To give you another example that I have been particularly interested in: Why should government run the schools of the country? There's no more reason for government to run the schools then there is for government to produce the automobile. And the schools are low quality on the average, just as automobiles would be of low quality if government produced them.
Q: You could probably talk for the rest of the day about what is wrong with public education. But what is most wrong about it today and how will choice fix that?
A: Well, there's no doubt what's most wrong about public education, and that is that it's a monopoly. The customer has no say. Schools are financed by the government but they're actually run by the teachers unions and education bureaucracy. And the schools pick the students, the students don't pick the schools, in general. What you need is competition.

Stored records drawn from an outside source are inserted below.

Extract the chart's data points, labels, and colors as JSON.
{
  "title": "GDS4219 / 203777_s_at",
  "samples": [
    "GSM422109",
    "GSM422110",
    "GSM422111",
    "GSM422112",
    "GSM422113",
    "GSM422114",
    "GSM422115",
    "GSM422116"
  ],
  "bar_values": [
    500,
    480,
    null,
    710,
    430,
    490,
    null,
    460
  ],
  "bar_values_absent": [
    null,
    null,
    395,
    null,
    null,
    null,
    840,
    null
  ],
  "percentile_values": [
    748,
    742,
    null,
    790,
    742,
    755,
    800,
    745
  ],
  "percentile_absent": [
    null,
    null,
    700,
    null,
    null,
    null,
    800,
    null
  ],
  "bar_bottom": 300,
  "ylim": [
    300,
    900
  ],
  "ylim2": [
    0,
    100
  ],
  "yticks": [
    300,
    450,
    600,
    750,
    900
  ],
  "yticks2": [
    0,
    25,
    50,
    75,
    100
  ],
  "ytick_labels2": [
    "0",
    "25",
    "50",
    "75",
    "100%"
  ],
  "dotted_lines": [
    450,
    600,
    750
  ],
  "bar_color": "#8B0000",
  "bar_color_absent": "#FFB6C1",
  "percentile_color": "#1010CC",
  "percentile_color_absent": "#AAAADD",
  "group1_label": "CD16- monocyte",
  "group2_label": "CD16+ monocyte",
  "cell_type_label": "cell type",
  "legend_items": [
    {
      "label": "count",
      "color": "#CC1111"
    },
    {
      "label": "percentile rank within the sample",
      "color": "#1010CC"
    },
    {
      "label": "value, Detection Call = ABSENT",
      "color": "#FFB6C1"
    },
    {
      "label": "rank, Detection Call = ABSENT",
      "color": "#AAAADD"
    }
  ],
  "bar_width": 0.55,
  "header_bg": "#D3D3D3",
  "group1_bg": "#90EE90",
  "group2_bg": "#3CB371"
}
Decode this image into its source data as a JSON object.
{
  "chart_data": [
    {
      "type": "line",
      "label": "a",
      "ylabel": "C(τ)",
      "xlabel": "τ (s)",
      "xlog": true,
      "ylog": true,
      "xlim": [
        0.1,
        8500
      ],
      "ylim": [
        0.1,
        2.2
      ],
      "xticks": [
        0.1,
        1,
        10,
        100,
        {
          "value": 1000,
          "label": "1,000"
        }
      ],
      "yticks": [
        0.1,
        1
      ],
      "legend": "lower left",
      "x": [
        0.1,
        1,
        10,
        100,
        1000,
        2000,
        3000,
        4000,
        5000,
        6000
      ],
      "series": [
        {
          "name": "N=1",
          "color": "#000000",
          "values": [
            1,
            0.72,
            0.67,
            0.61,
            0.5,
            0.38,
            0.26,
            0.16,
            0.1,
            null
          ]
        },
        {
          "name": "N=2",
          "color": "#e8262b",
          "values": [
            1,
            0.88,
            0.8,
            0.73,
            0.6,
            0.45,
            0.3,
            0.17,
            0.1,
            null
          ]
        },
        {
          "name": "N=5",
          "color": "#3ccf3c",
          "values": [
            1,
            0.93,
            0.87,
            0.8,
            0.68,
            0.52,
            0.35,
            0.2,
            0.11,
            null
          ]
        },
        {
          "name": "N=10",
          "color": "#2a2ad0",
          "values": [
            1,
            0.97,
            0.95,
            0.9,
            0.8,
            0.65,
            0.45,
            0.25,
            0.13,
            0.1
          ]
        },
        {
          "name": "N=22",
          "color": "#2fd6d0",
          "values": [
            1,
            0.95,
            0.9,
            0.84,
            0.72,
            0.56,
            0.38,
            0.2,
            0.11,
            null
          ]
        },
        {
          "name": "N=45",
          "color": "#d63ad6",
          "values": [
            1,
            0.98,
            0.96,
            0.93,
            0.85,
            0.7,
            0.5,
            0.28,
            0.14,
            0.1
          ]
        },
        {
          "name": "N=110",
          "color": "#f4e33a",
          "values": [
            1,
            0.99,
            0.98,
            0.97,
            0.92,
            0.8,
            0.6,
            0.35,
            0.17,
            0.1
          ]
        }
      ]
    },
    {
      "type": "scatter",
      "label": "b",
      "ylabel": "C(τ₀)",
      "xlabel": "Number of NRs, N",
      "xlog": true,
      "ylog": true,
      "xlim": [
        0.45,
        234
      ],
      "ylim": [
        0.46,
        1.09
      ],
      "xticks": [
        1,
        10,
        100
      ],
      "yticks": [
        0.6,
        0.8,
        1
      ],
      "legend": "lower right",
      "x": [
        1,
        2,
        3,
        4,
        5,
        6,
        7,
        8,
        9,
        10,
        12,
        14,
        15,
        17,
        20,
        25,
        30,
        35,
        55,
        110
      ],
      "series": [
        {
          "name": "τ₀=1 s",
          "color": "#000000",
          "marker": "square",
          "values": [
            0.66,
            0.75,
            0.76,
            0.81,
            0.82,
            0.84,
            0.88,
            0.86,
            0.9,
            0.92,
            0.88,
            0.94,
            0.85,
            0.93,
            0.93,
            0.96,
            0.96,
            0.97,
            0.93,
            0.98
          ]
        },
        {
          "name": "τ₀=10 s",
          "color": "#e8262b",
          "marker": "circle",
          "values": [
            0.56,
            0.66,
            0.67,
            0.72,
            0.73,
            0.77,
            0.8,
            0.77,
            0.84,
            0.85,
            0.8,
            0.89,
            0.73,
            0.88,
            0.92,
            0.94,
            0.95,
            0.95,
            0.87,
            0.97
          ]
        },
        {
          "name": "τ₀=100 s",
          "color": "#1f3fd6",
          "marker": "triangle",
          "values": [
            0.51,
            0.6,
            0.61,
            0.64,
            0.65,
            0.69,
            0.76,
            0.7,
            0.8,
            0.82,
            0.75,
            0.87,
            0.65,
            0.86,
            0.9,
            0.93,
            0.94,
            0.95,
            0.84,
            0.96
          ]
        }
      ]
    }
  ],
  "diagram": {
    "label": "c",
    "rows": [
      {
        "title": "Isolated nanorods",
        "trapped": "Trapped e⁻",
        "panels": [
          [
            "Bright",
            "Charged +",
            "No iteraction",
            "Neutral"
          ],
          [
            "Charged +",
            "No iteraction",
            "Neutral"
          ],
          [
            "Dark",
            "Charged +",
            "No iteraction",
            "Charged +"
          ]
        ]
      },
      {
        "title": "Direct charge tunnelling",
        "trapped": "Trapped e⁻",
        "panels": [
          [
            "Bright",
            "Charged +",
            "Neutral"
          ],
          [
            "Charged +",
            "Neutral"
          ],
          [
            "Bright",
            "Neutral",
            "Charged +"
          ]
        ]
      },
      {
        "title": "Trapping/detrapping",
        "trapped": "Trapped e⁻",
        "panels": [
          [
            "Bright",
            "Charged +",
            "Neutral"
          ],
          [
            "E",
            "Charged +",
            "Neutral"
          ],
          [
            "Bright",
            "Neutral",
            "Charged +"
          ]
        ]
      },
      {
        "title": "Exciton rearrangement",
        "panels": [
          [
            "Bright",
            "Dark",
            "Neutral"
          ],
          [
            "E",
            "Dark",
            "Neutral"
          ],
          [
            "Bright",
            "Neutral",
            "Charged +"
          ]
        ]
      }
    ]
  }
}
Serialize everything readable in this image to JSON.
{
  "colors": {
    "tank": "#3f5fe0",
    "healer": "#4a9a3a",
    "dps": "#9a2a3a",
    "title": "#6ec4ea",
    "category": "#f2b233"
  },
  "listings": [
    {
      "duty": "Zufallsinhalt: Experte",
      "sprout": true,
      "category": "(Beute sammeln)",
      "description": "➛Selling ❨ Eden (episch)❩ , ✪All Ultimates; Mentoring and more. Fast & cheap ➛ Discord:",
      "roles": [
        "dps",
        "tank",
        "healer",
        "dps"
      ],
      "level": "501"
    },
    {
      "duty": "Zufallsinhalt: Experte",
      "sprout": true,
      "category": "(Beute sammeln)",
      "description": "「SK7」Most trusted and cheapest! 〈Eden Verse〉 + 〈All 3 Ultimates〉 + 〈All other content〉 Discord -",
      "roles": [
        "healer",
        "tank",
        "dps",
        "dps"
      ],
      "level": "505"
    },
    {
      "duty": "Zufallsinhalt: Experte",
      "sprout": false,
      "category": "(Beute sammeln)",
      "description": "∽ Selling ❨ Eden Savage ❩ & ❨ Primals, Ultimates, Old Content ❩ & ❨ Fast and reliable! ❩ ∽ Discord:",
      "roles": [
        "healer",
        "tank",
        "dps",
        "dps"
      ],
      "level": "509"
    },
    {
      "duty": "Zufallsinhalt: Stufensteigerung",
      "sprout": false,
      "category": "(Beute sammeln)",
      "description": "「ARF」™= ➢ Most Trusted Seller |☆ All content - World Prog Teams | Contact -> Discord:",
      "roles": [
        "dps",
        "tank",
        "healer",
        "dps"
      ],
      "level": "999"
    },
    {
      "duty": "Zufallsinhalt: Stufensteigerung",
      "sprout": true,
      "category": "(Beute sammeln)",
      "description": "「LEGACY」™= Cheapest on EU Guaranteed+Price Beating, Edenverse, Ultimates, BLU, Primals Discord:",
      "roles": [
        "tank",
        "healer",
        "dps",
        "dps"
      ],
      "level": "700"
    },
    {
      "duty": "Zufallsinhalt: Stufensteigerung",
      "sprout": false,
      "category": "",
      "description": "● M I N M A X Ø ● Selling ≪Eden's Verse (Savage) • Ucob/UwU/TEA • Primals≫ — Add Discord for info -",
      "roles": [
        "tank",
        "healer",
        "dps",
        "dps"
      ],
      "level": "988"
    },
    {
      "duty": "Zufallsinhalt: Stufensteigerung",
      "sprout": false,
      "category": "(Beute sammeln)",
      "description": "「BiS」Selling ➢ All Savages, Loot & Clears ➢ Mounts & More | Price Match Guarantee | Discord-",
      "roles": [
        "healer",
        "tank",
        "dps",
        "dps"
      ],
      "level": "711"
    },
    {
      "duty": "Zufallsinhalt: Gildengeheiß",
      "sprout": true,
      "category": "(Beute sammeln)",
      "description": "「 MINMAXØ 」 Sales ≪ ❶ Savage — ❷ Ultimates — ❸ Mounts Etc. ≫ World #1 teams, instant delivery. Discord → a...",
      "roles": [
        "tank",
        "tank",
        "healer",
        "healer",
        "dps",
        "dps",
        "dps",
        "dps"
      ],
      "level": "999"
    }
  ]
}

Q: I'm sure you're familiar with the home-school movement, which has arisen over the last 10 years as form of competition to schools.
A: It is. And the fact that it is a form of competition shows how bad our schools are. Can you think of any other sophisticated product in which the home-made product is superior to the factory-made product?
Q: You have seen many incredible changes and advancements in your lifetime. What has been the most heartening in the last 10 or 12 years?
A: The fall of the Berlin Wall and the collapse of the communist system has undoubtedly been the most heartening fact.
Q: That is a metaphor for those ideas that they represented as well.
A: Absolutely, you've had this intellectual argument going on between collectivism and individualism, communism or socialism on the one hand and private enterprise and free markets on the other. The collapse of the Soviet Union has put an end to that. There's nobody any longer who argues effectively for collectivism.
Q: You've been a fierce advocate of legalizing drugs. Why is that?
A: Because I think the basic prohibition of drugs is fundamentally immoral. The strongest argument: How can we justify destroying Colombia, causing thousands of deaths in Colombia, because we can not enforce our own laws? If we could enforce our laws against the use of drugs, there'd be no market for them.
In every way you look at it, it is an immoral law. It causes a loss in our freedom. The forfeiture law, which enables the drug police to expropriate property without due process of law, to enter a house without an adequate search warrant.
Those have all been destroying our fundamental freedoms. The police have been corrupted, the public has been corrupted. It's a fundamentally immoral law. Again, if the government can tell me what I may put in my mouth, what's to prevent it from telling me what I can put in my head?
Q: You're on the list of anybody who draws up the list of the most influential Americans of the 20th century. You're on it. What is it that you have done, in your own mind, what will be your greatest legacy?
A: I really think that's for somebody else to say.